John started his editorial in the first issue of the journal by taking the position of the research community asking ‘Do we need yet another journal?’ (Towse, 2015). Now, almost 5 years and 13 issues later, we can firmly answer “yes” to that question. At the time, the field had grown to such an extent that the general journals were not enough to give a place to the publication of specific developments in the field. A dedicated medium for publishing numerical cognition research was at stake. John felt it, took the right decisions and made it. We - and now I am speaking in the name of the community of numerical cognition researchers - cannot underestimate the importance of what John did for us. We owe him an awful lot of gratitude.

Around the same time that John started the journal, the need for coordination and a dedicated platform for interaction within the community of numerical and mathematical cognition researchers had also led to the foundation of a dedicated society, the Mathematical Cognition and Learning Society (MCLS). Soon, John and the MCLS, in interaction with PsychOpen, decided to join forces and in 2017 it was decided that the Journal of Numerical Cognition would become the official journal of the society.
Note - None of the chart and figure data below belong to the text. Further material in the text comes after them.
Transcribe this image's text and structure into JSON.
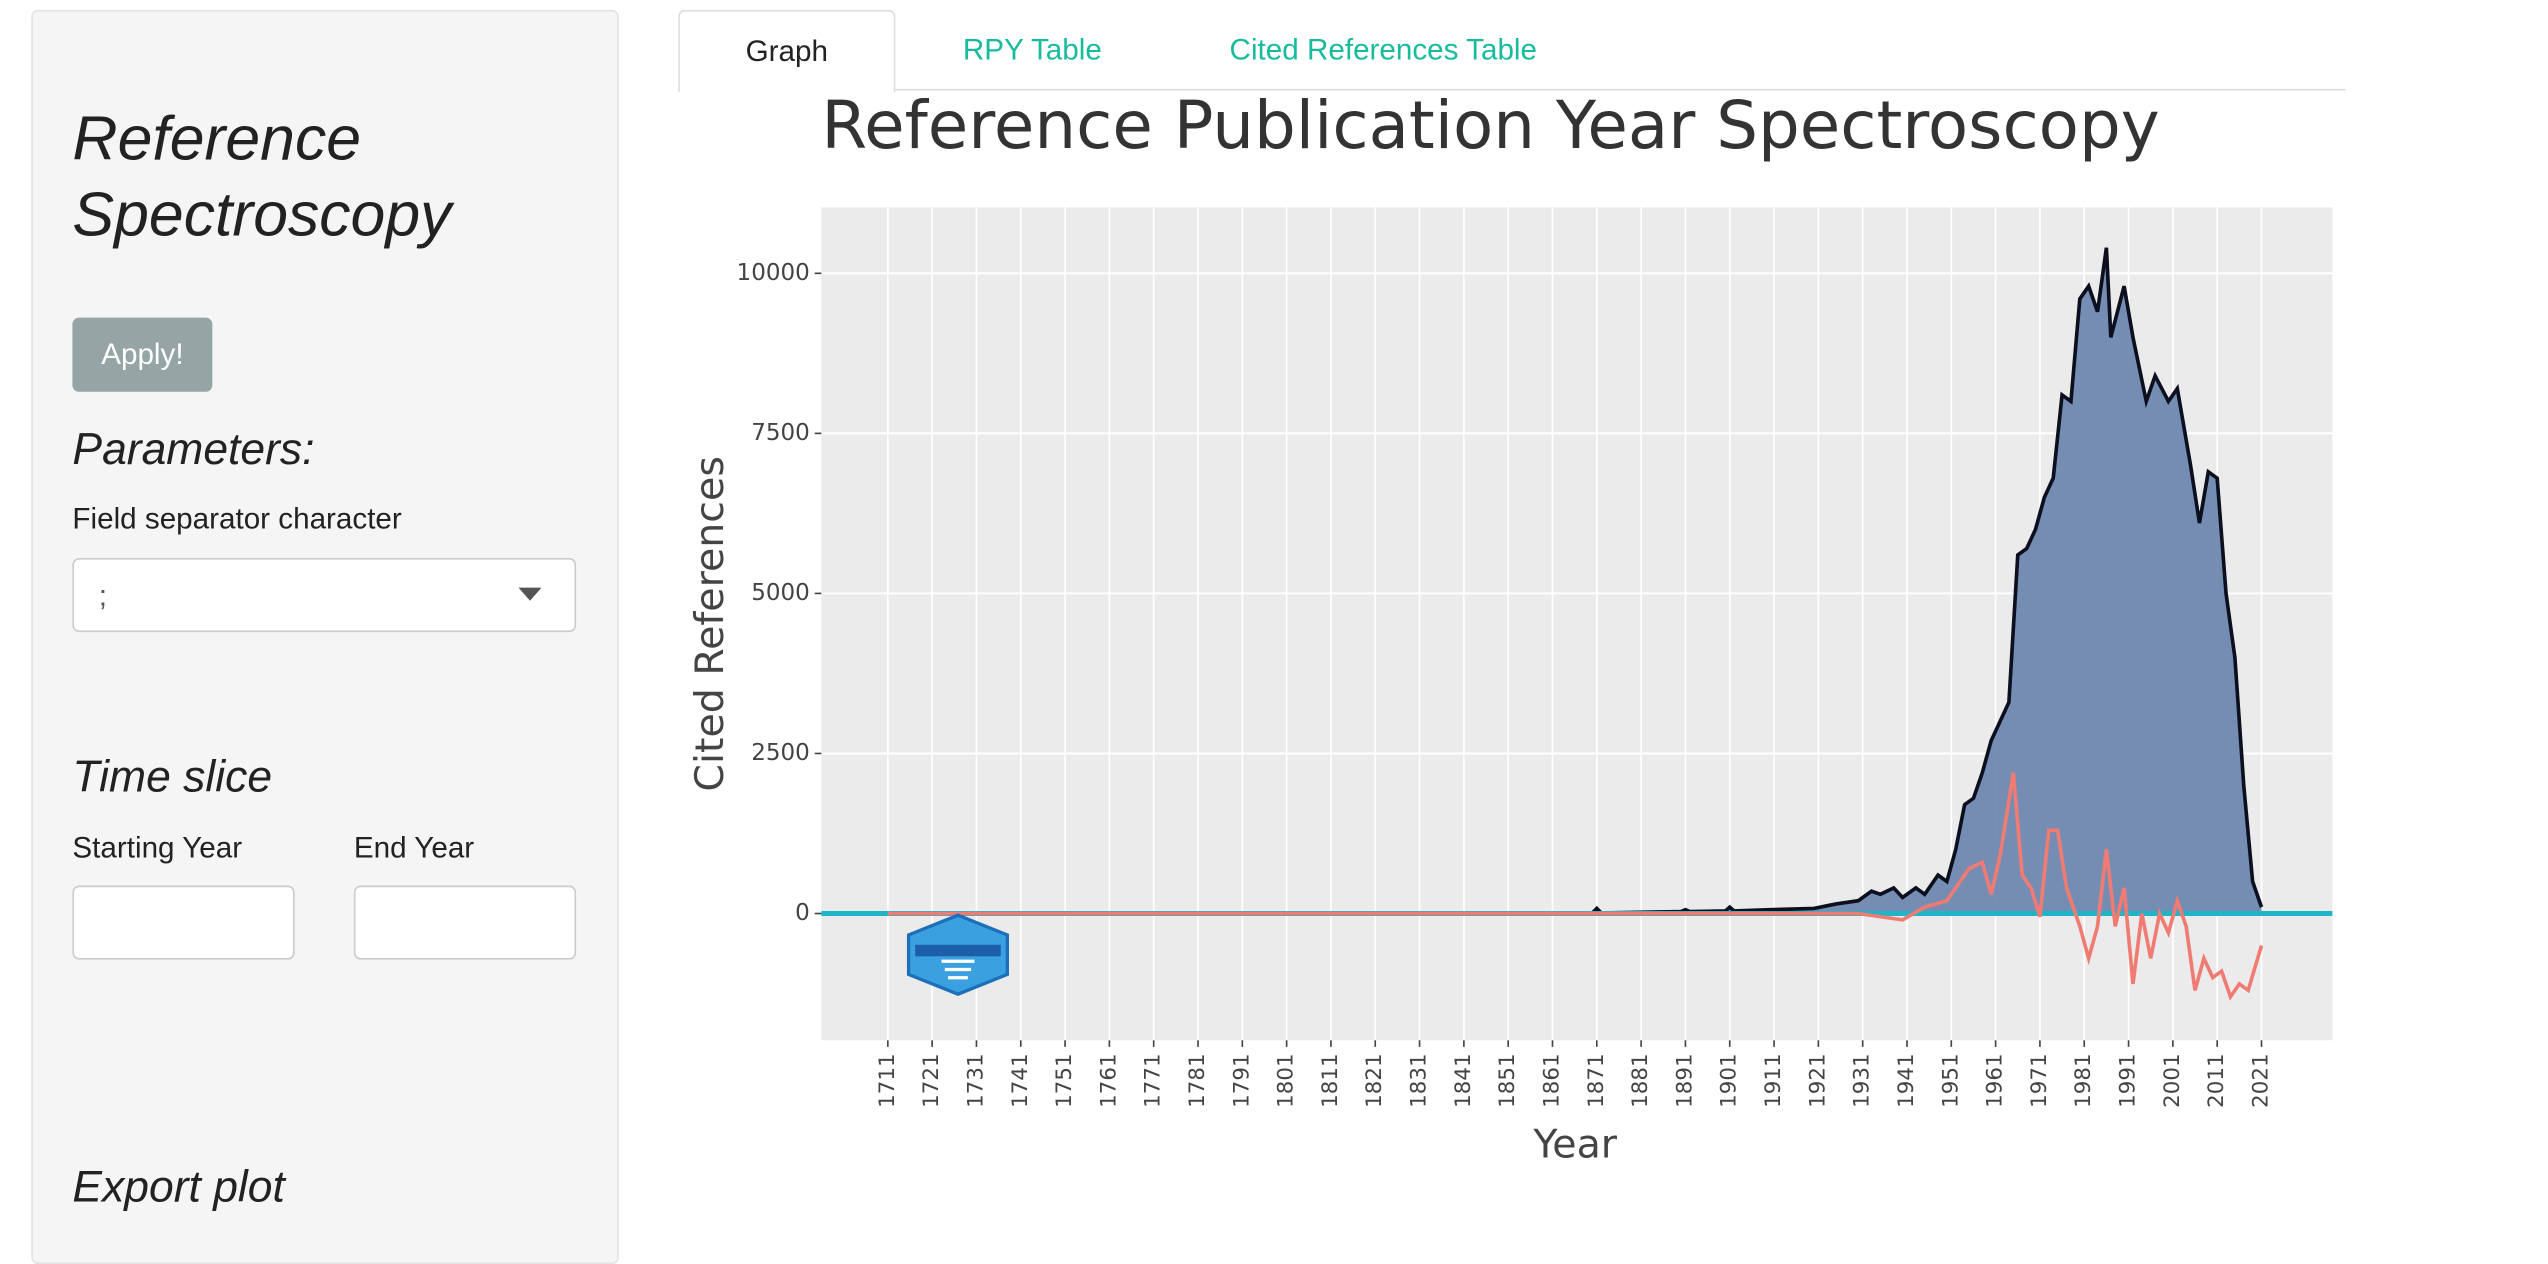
{
  "sidebar": {
    "title": "Reference Spectroscopy",
    "apply_button": "Apply!",
    "parameters_heading": "Parameters:",
    "separator_label": "Field separator character",
    "separator_value": ";",
    "time_slice_heading": "Time slice",
    "start_label": "Starting Year",
    "end_label": "End Year",
    "export_heading": "Export plot"
  },
  "tabs": [
    "Graph",
    "RPY Table",
    "Cited References Table"
  ],
  "chart_data": {
    "type": "area",
    "title": "Reference Publication Year Spectroscopy",
    "x_label": "Year",
    "y_label": "Cited References",
    "xlim": [
      1696,
      2037
    ],
    "ylim": [
      -1980,
      11030
    ],
    "xticks": [
      1711,
      1721,
      1731,
      1741,
      1751,
      1761,
      1771,
      1781,
      1791,
      1801,
      1811,
      1821,
      1831,
      1841,
      1851,
      1861,
      1871,
      1881,
      1891,
      1901,
      1911,
      1921,
      1931,
      1941,
      1951,
      1961,
      1971,
      1981,
      1991,
      2001,
      2011,
      2021
    ],
    "yticks": [
      0,
      2500,
      5000,
      7500,
      10000
    ],
    "grid": true,
    "hline": 0,
    "series": [
      {
        "x": [
          1711,
          1870,
          1871,
          1872,
          1890,
          1891,
          1892,
          1900,
          1901,
          1902,
          1910,
          1920,
          1925,
          1930,
          1933,
          1935,
          1938,
          1940,
          1943,
          1945,
          1948,
          1950,
          1952,
          1954,
          1956,
          1958,
          1960,
          1962,
          1964,
          1966,
          1968,
          1970,
          1972,
          1974,
          1976,
          1978,
          1980,
          1982,
          1984,
          1986,
          1987,
          1990,
          1992,
          1995,
          1997,
          2000,
          2002,
          2005,
          2007,
          2009,
          2011,
          2013,
          2015,
          2017,
          2019,
          2021
        ],
        "values": [
          0,
          10,
          80,
          10,
          30,
          60,
          30,
          40,
          100,
          40,
          60,
          80,
          150,
          200,
          350,
          300,
          400,
          250,
          400,
          300,
          600,
          500,
          1000,
          1700,
          1800,
          2200,
          2700,
          3000,
          3300,
          5600,
          5700,
          6000,
          6500,
          6800,
          8100,
          8000,
          9600,
          9800,
          9400,
          10400,
          9000,
          9800,
          9000,
          8000,
          8400,
          8000,
          8200,
          7000,
          6100,
          6900,
          6800,
          5000,
          4000,
          2000,
          500,
          100
        ],
        "color": "#6f88b0"
      },
      {
        "x": [
          1711,
          1930,
          1940,
          1945,
          1950,
          1955,
          1958,
          1960,
          1962,
          1965,
          1967,
          1969,
          1971,
          1973,
          1975,
          1977,
          1980,
          1982,
          1984,
          1986,
          1988,
          1990,
          1992,
          1994,
          1996,
          1998,
          2000,
          2002,
          2004,
          2006,
          2008,
          2010,
          2012,
          2014,
          2016,
          2018,
          2021
        ],
        "values": [
          0,
          0,
          -100,
          100,
          200,
          700,
          800,
          300,
          900,
          2200,
          600,
          400,
          -50,
          1300,
          1300,
          400,
          -200,
          -700,
          -200,
          1000,
          -200,
          400,
          -1100,
          0,
          -700,
          0,
          -300,
          200,
          -200,
          -1200,
          -700,
          -1000,
          -900,
          -1300,
          -1100,
          -1200,
          -500
        ],
        "color": "#f07b72"
      }
    ]
  }
}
Understandably after all the efforts he had done to bring the journal to where it is now, John decided that it was time to resign as the editor-in-chief of the journal. Once he had announced that, the MCLS has assigned me (being a member of the publications committee of the MCLS), the role of interim editor-in-chief with the general task of further elaborating and specifying the interactions between the MCLS, the journal and the publisher. More specifically, my main goals will be: to explicitly define the plans and ambitions of the society with respect to our journal; to bring these in correspondence with services and support that are provided by the publisher; to incorporate the goals of PsychOpen for open science (open access to sources and data) in the ambitions of the MCLS and to help define the procedure for selecting the editor-in-chief. Hence, my main goals for now are of a supportive nature, in such a way that the next editor can take over in a context in which the more formal aspects are settled so she or he can concentrate on the content-based aspects of the journal. For now, there is no need to concentrate on content-based aspects given the current good shape of the journal.

Compared to what John did for the journal, my contribution will be small. It is my honour and pleasure to continue the groundbreaking work of John Towse by laying out the foundations for the future maturation and development of the journal.